Hello lover, $\qquad$ $\qquad$ !

Make a sketch to show you understood the problem statement (and post it to help us understand it )

Then sketch what you attempted (and post it to help us understand it )

Then try the simplest formula $\ I = \int r^2 \, {\sf d}m \ \$ for moment of inertia (a relevant equation I am missing in your list)

 

[Physics lover]

Hello lover, $\qquad$ $\qquad$ !

Make a sketch to show you understood the problem statement (and post it to help us understand it )

Then sketch what you attempted (and post it to help us understand it )

Then try the simplest formula $\ I = \int r^2 \, {\sf d}m \ \$ for moment of inertia (a relevant equation I am missing in your list)

Sir i want to solve it without integration.My teacher had said that there is a way to solve without integration.

And regarding the question can i post a picture of it as i would have to learn LaTeX first.

 

[Physics lover]

I think the question is like this.Now how can i solve it without integration.

 

[jbriggs444]

I think the question is like this.Now how can i solve it without integration.

That is an adequate picture of your understanding of the problem. Now you speak about having carved out a right triangle from this. Something like:

That seems like a good start. Can you fill in more details about what you did with that triangle and how you handled the rest of the square?

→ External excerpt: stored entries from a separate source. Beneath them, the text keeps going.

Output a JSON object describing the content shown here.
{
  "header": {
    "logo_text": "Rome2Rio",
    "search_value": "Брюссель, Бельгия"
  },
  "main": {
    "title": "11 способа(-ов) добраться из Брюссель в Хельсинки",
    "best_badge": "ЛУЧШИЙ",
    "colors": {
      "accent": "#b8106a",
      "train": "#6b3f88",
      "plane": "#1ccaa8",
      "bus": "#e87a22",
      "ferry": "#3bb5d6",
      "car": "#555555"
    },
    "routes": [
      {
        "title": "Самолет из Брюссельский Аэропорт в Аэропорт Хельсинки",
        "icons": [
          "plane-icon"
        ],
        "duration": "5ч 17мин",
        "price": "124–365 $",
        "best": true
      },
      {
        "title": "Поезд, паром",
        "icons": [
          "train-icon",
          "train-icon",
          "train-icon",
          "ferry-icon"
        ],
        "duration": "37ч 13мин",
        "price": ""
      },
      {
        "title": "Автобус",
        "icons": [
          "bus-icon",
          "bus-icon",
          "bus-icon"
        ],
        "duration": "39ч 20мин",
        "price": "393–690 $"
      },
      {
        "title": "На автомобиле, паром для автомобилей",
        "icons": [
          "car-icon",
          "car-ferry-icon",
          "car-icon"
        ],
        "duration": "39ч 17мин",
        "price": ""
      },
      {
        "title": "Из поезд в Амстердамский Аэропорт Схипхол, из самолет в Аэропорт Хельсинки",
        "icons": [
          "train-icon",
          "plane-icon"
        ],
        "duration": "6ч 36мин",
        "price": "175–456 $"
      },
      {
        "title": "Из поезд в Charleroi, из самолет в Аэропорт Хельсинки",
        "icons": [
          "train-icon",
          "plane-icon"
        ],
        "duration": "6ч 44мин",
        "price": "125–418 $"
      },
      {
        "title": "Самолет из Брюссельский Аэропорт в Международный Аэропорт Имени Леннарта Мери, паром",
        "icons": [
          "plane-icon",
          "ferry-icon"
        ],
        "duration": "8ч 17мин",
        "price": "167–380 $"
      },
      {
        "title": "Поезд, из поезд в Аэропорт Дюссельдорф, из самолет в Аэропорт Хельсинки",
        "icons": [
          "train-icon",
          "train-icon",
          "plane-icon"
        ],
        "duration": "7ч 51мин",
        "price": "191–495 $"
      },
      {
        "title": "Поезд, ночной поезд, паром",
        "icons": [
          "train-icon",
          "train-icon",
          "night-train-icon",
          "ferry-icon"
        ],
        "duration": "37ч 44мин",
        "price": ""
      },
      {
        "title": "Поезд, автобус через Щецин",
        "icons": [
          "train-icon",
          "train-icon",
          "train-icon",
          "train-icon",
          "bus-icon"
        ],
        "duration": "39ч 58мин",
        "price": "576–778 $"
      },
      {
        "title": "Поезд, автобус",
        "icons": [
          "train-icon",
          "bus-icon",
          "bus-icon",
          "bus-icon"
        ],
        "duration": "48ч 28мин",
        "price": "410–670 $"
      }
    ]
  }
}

I would be thinking about carving a similar triangle from the opposite side of the square and using the parallel axis theorem to track how the moment of inertia changes as that triangle is merged with the first one. The result should be an easy to evaluate parallelogram.

 

[haruspex]

I would be thinking about carving a similar triangle from the opposite side of the square and using the parallel axis theorem to track how the moment of inertia changes as that triangle is merged with the first one.

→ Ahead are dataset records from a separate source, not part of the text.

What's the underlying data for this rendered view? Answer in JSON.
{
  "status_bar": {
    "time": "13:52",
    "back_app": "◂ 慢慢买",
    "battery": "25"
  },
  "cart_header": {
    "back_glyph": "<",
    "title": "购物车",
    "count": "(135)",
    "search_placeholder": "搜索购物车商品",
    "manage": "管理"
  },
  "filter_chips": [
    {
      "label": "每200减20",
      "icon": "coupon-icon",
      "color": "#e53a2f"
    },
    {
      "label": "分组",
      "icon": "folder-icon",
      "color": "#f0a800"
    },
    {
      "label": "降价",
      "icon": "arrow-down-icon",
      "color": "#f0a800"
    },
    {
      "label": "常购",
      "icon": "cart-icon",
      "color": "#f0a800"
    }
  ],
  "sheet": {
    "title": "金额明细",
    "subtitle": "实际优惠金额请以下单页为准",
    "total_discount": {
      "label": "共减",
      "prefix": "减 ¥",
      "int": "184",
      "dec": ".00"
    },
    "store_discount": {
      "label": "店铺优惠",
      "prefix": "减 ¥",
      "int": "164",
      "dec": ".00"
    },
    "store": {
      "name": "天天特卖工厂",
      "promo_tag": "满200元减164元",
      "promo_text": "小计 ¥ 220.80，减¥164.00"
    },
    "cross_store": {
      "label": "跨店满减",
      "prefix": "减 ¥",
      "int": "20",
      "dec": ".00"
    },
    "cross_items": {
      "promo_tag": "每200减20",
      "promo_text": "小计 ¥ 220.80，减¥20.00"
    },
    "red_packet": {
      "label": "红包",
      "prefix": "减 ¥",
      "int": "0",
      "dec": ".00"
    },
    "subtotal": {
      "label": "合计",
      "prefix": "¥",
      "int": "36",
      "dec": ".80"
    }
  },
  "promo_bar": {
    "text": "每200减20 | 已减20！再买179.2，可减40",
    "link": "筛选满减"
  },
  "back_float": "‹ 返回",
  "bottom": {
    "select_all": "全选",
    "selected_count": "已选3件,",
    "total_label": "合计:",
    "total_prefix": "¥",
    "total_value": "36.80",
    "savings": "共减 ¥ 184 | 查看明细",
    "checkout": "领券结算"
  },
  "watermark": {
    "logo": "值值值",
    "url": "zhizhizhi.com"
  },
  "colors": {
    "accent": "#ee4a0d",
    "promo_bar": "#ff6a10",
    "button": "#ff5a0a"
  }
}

There's quite a sneaky method. Consider first the moment about a line at that angle through the centre of the square, and about another line through the centre orthogonal to the first.
By symmetry, these two moments must be the same. By considering the contribution from a small element, can you see what they must add up to?

 

[Physics lover]

There's quite a sneaky method. Consider first the moment about a line at that angle through the centre of the square, and about another line through the centre orthogonal to the first.
By symmetry, these two moments must be the same. By considering the contribution from a small element, can you see what they must add up to?

Ok what am i able to make from this is that the lines are not in the plane of square, am i right?So i think they will contribute to Ma^2/6.

 

[haruspex]

what am i able to make from this is that the lines are not in the plane of square, am i right?

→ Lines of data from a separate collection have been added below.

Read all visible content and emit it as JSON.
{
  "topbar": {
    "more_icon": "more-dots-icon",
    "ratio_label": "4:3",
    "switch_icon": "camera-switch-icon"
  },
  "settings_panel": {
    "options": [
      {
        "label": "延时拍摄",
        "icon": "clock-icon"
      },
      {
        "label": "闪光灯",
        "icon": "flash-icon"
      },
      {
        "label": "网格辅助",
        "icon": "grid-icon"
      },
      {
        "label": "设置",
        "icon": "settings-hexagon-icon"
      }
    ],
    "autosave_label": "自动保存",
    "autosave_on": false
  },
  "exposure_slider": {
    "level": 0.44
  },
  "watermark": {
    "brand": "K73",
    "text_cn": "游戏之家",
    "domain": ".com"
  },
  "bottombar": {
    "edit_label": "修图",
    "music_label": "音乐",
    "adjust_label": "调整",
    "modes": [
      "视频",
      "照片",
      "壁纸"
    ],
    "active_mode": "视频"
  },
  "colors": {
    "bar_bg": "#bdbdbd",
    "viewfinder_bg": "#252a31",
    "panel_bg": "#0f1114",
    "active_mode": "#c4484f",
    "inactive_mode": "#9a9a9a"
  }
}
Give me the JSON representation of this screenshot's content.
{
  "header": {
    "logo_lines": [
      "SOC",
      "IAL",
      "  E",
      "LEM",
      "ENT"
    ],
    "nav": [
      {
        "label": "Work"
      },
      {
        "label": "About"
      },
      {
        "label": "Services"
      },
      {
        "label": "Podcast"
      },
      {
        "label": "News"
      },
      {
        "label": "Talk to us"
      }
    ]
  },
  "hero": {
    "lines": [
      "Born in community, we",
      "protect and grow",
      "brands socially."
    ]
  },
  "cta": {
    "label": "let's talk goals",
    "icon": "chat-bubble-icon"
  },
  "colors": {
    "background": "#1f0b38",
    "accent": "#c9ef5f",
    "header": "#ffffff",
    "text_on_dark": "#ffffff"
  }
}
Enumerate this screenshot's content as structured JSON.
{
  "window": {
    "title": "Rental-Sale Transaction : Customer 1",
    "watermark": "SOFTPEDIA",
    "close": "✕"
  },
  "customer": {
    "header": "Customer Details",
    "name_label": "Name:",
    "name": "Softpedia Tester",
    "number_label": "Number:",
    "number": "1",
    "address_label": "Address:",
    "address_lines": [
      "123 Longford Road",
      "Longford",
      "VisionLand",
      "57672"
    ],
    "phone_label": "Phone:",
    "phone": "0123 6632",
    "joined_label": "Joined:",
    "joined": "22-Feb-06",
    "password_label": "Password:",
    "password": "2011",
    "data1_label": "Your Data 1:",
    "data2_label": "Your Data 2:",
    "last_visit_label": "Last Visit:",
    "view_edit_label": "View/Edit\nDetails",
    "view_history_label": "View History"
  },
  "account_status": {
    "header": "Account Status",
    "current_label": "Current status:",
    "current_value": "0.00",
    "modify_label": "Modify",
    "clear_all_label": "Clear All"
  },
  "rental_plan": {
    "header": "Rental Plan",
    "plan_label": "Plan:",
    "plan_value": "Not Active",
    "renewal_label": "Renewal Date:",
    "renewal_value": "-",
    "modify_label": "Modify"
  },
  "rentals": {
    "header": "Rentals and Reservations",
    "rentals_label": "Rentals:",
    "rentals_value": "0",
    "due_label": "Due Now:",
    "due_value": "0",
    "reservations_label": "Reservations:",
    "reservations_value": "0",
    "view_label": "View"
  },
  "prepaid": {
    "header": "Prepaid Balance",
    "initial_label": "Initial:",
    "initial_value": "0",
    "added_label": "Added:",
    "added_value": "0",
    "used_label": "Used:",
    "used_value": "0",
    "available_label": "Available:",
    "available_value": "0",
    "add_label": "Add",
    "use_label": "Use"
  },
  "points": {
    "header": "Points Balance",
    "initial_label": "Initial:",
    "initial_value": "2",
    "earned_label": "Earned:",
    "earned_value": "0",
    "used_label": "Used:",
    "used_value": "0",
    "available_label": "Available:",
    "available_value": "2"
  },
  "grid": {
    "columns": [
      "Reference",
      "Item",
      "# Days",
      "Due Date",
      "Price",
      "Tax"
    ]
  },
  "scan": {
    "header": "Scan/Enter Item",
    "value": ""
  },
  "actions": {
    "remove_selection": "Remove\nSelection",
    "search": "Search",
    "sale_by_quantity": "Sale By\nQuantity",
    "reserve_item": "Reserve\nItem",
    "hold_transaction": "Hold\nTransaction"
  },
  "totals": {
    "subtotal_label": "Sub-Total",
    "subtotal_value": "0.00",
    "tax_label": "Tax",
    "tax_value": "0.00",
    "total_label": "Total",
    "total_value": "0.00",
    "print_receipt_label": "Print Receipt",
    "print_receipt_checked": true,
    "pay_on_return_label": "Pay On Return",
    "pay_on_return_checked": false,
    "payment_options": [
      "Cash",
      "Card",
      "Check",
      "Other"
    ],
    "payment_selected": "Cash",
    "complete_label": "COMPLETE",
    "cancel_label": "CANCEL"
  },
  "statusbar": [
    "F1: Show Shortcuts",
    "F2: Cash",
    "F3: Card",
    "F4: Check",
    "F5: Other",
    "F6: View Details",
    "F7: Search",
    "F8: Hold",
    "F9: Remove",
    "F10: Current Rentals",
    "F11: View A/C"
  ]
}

No, I mean lines in the plane of the square. Sorry, I should have been more precise.

 

[Physics lover]

No, I mean lines in the plane of the square. Sorry, I should have been more precise.

Ok no problem,Will they contribute to Ma^2/6.

 

[Physics lover]

Ok no problem,Will they contribute to Ma^2/6.

Sir am i correct.

 

[haruspex]

Ok no problem,Will they contribute to Ma^2/6.

In total or each, and how do you arrive at that? Remember, these lines are still at angle θ to the sides of the square.

 

[Physics lover]

In total or each, and how do you arrive at that? Remember, these lines are still at angle θ to the sides of the square.

In total.I got this by perpendicular axis theorem the two lines in xy plane are perpendicular and therefore the z componet will be passing perpendicular to the plane of square through its centre.Therefore they will contribute to Ma^2/6.

 

[haruspex]

In total.I got this by perpendicular axis theorem the two lines in xy plane are perpendicular and therefore the z componet will be passing perpendicular to the plane of square through its centre.Therefore they will contribute to Ma^2/6.

Very good.
So what is the moment about one of the lines, and then what is the moment about the line through the corner?

 

[Physics lover]

Very good.
So what is the moment about one of the lines, and then what is the moment about the line through the corner?

Umm..Ma^2/12

Very good.
So what is the moment about one of the lines, and then what is the moment about the line through the corner?

Umm..Ma^2/12 Is it like this?

 

[haruspex]

Umm..Ma^2/12Umm..Ma^2/12 Is it like this?
View attachment 245121

Looks right, but you can evaluate the trig function to simplify the answer.

 

[Physics lover]

Looks right, but you can evaluate the trig function to simplify the answer.

Ok thanks for the help.